Continuing on from 3f96afe7cdc2, I looked for all other possible data loss, when EAGAIN's could be thrown.
The common scenario is that many layers of the stream stack temporarily cache read data, while read()ing in a loop, and then return the data, concatenated. This breaks when you receive an EAGAIN.
I started by auditing the code to find possible problems, then writing tests that could expose them, then fixing the bugs. There isn't a strict relationship between tests and patches, rather, vaguley-comprehensive tests.
The tests are a bit ugly, I can't see any way to avoid massive code duplication or multiple asserts per test. Suggestions welcome :)
Yes, but where can I define that function. One can't call neighbor methods from the test methods. (I've never met pytest before, and it seems rather magicky. Esp with the multiple objectspaces in pypy)

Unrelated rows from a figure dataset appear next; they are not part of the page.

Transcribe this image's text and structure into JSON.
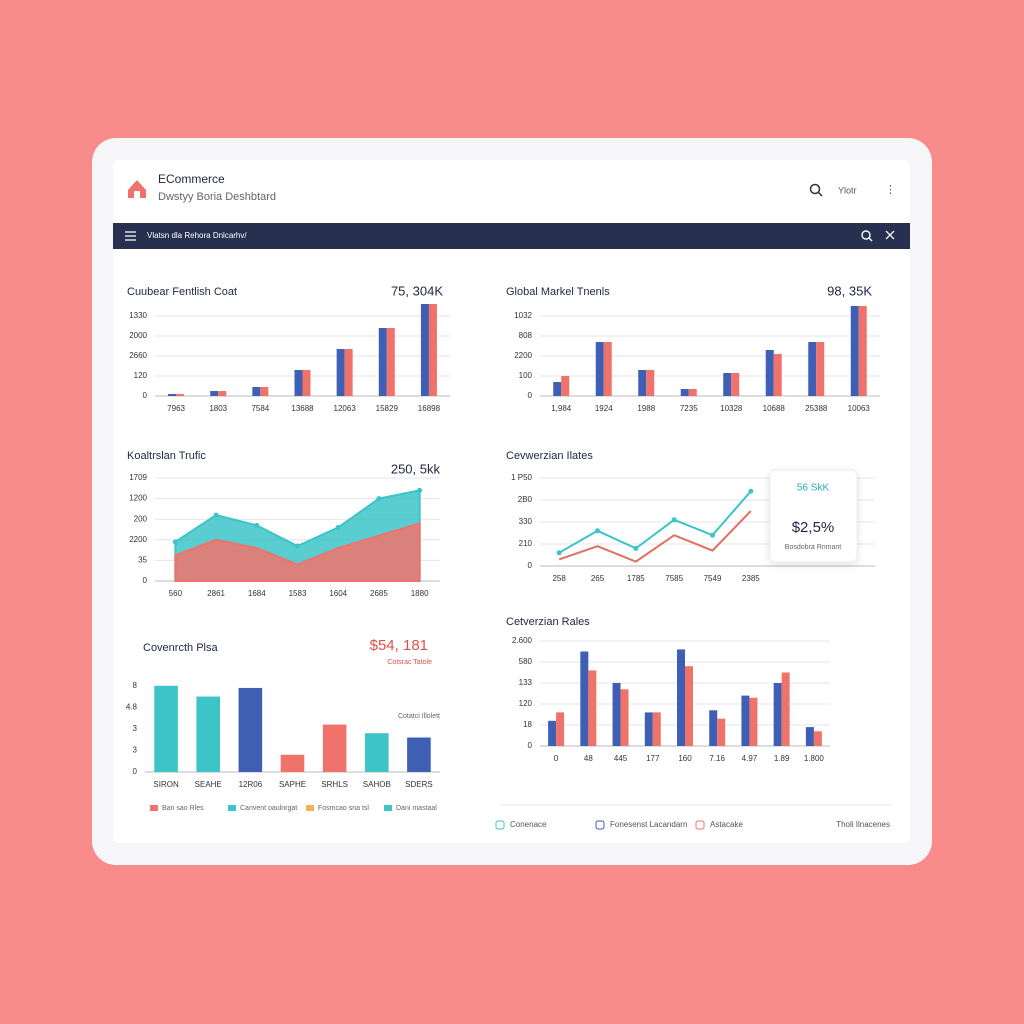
{
  "header": {
    "title": "ECommerce",
    "subtitle": "Dwstyy Boria Deshbtard",
    "search": "Ylotr"
  },
  "nav": {
    "label": "Vlatsn dla Rehora Dnlcarhv/"
  },
  "chart_data": [
    {
      "type": "bar",
      "title": "Cuubear Fentlish Coat",
      "highlight": "75, 304K",
      "categories": [
        "7963",
        "1803",
        "7584",
        "13688",
        "12063",
        "15829",
        "16898"
      ],
      "series": [
        {
          "color": "#3f5fb5",
          "values": [
            0.1,
            0.25,
            0.45,
            1.3,
            2.35,
            3.4,
            4.6
          ]
        },
        {
          "color": "#f0736b",
          "values": [
            0.1,
            0.25,
            0.45,
            1.3,
            2.35,
            3.4,
            4.6
          ]
        }
      ],
      "ylim": [
        0,
        5
      ],
      "yticks": [
        0,
        {
          "value": 1,
          "label": "120"
        },
        {
          "value": 2,
          "label": "2660"
        },
        {
          "value": 3,
          "label": "2000"
        },
        {
          "value": 4,
          "label": "1330"
        }
      ],
      "grid": true
    },
    {
      "type": "bar",
      "title": "Global Markel Tnenls",
      "highlight": "98, 35K",
      "categories": [
        "1,984",
        "1924",
        "1988",
        "7235",
        "10328",
        "10688",
        "25388",
        "10063"
      ],
      "series": [
        {
          "color": "#3f5fb5",
          "values": [
            0.7,
            2.7,
            1.3,
            0.35,
            1.15,
            2.3,
            2.7,
            4.5
          ]
        },
        {
          "color": "#f0736b",
          "values": [
            1.0,
            2.7,
            1.3,
            0.35,
            1.15,
            2.1,
            2.7,
            4.5
          ]
        }
      ],
      "ylim": [
        0,
        5
      ],
      "yticks": [
        0,
        {
          "value": 1,
          "label": "100"
        },
        {
          "value": 2,
          "label": "2200"
        },
        {
          "value": 3,
          "label": "808"
        },
        {
          "value": 4,
          "label": "1032"
        }
      ],
      "grid": true
    },
    {
      "type": "area",
      "title": "Koaltrslan Trufic",
      "highlight": "250, 5kk",
      "categories": [
        "560",
        "2861",
        "1684",
        "1583",
        "1604",
        "2685",
        "1880"
      ],
      "series": [
        {
          "color": "#3dc4c8",
          "values": [
            1.9,
            3.2,
            2.7,
            1.7,
            2.6,
            4.0,
            4.4
          ]
        },
        {
          "color": "#f0736b",
          "values": [
            1.25,
            2.0,
            1.6,
            0.8,
            1.6,
            2.2,
            2.8
          ]
        }
      ],
      "ylim": [
        0,
        5
      ],
      "yticks": [
        0,
        {
          "value": 1,
          "label": "35"
        },
        {
          "value": 2,
          "label": "2200"
        },
        {
          "value": 3,
          "label": "200"
        },
        {
          "value": 4,
          "label": "1200"
        },
        {
          "value": 5,
          "label": "1709"
        }
      ],
      "grid": true
    },
    {
      "type": "line",
      "title": "Cevwerzian Ilates",
      "categories": [
        "258",
        "265",
        "1785",
        "7585",
        "7549",
        "2385"
      ],
      "series": [
        {
          "color": "#3dc4c8",
          "values": [
            0.6,
            1.6,
            0.8,
            2.1,
            1.4,
            3.4
          ]
        },
        {
          "color": "#e0705f",
          "values": [
            0.3,
            0.9,
            0.2,
            1.4,
            0.7,
            2.5
          ]
        }
      ],
      "ylim": [
        0,
        4.5
      ],
      "yticks": [
        0,
        {
          "value": 1,
          "label": "210"
        },
        {
          "value": 2,
          "label": "330"
        },
        {
          "value": 3,
          "label": "2B0"
        },
        {
          "value": 4,
          "label": "1 P50"
        }
      ],
      "grid": true,
      "tooltip": {
        "title": "56 SkK",
        "value": "$2,5%",
        "caption": "Bosdobra Rnmant"
      }
    },
    {
      "type": "bar",
      "title": "Covenrcth Plsa",
      "highlight": "$54, 181",
      "highlight_caption": "Cotsrac Tatole",
      "annotation": "Cotatci Illolett",
      "categories": [
        "SIRON",
        "SEAHE",
        "12R06",
        "SAPHE",
        "SRHLS",
        "SAHOB",
        "SDERS"
      ],
      "values": [
        4.0,
        3.5,
        3.9,
        0.8,
        2.2,
        1.8,
        1.6
      ],
      "colors": [
        "#3dc4c8",
        "#3dc4c8",
        "#3f5fb5",
        "#f0736b",
        "#f0736b",
        "#3dc4c8",
        "#3f5fb5"
      ],
      "ylim": [
        0,
        4.5
      ],
      "yticks": [
        0,
        {
          "value": 1,
          "label": "3"
        },
        {
          "value": 2,
          "label": "3"
        },
        {
          "value": 3,
          "label": "4.8"
        },
        {
          "value": 4,
          "label": "8"
        }
      ],
      "grid": false,
      "legend": [
        {
          "name": "Ban sao Rles",
          "color": "#f0736b"
        },
        {
          "name": "Canvent oaulnrgat",
          "color": "#3dc4c8"
        },
        {
          "name": "Fosmcao sna tsl",
          "color": "#f2b25a"
        },
        {
          "name": "Dani mastaal",
          "color": "#3dc4c8"
        }
      ]
    },
    {
      "type": "bar",
      "title": "Cetverzian Rales",
      "categories": [
        "0",
        "48",
        "445",
        "177",
        "160",
        "7.16",
        "4.97",
        "1.89",
        "1.800"
      ],
      "series": [
        {
          "color": "#3f5fb5",
          "values": [
            1.2,
            4.5,
            3.0,
            1.6,
            4.6,
            1.7,
            2.4,
            3.0,
            0.9
          ]
        },
        {
          "color": "#f0736b",
          "values": [
            1.6,
            3.6,
            2.7,
            1.6,
            3.8,
            1.3,
            2.3,
            3.5,
            0.7
          ]
        }
      ],
      "ylim": [
        0,
        5
      ],
      "yticks": [
        0,
        {
          "value": 1,
          "label": "18"
        },
        {
          "value": 2,
          "label": "120"
        },
        {
          "value": 3,
          "label": "133"
        },
        {
          "value": 4,
          "label": "580"
        },
        {
          "value": 5,
          "label": "2.600"
        }
      ],
      "grid": true
    }
  ],
  "footer": {
    "items": [
      "Conenace",
      "Fonesenst Lacandarn",
      "Astacake"
    ],
    "note": "Tholi Ilnacenes"
  }
}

I did my best to copy cpython (2.7) and general C behavior. Basically, any read() can throw EAGAIN if there's nothing to be read. And a readline() can return a partial line if it runs out of data. Of course, this isn't quite as easy to test in cpython, because we can't play with internals, but I get the same results when running bursty jobs in subprocess.
In fact, the reason I did any of this at all was so that we could get pygame's test suite to run under Pypy. Without this patch, it randomly looses data that subprocesses output. Here's a slightly modified example of that test suite's problem (the sleep may need tweaking between cpython and pypy to get nice bursty reads): http://paste.pocoo.org/show/497069/
Could you also add tests that run on a translated pypy-c?
Don't think so. Could create one or two tests, showing the type of problem, but all the stream classes need to be tested, and one can't create them all from app-space (or simulate this problem with all the types of stream that one *can* create, from app space).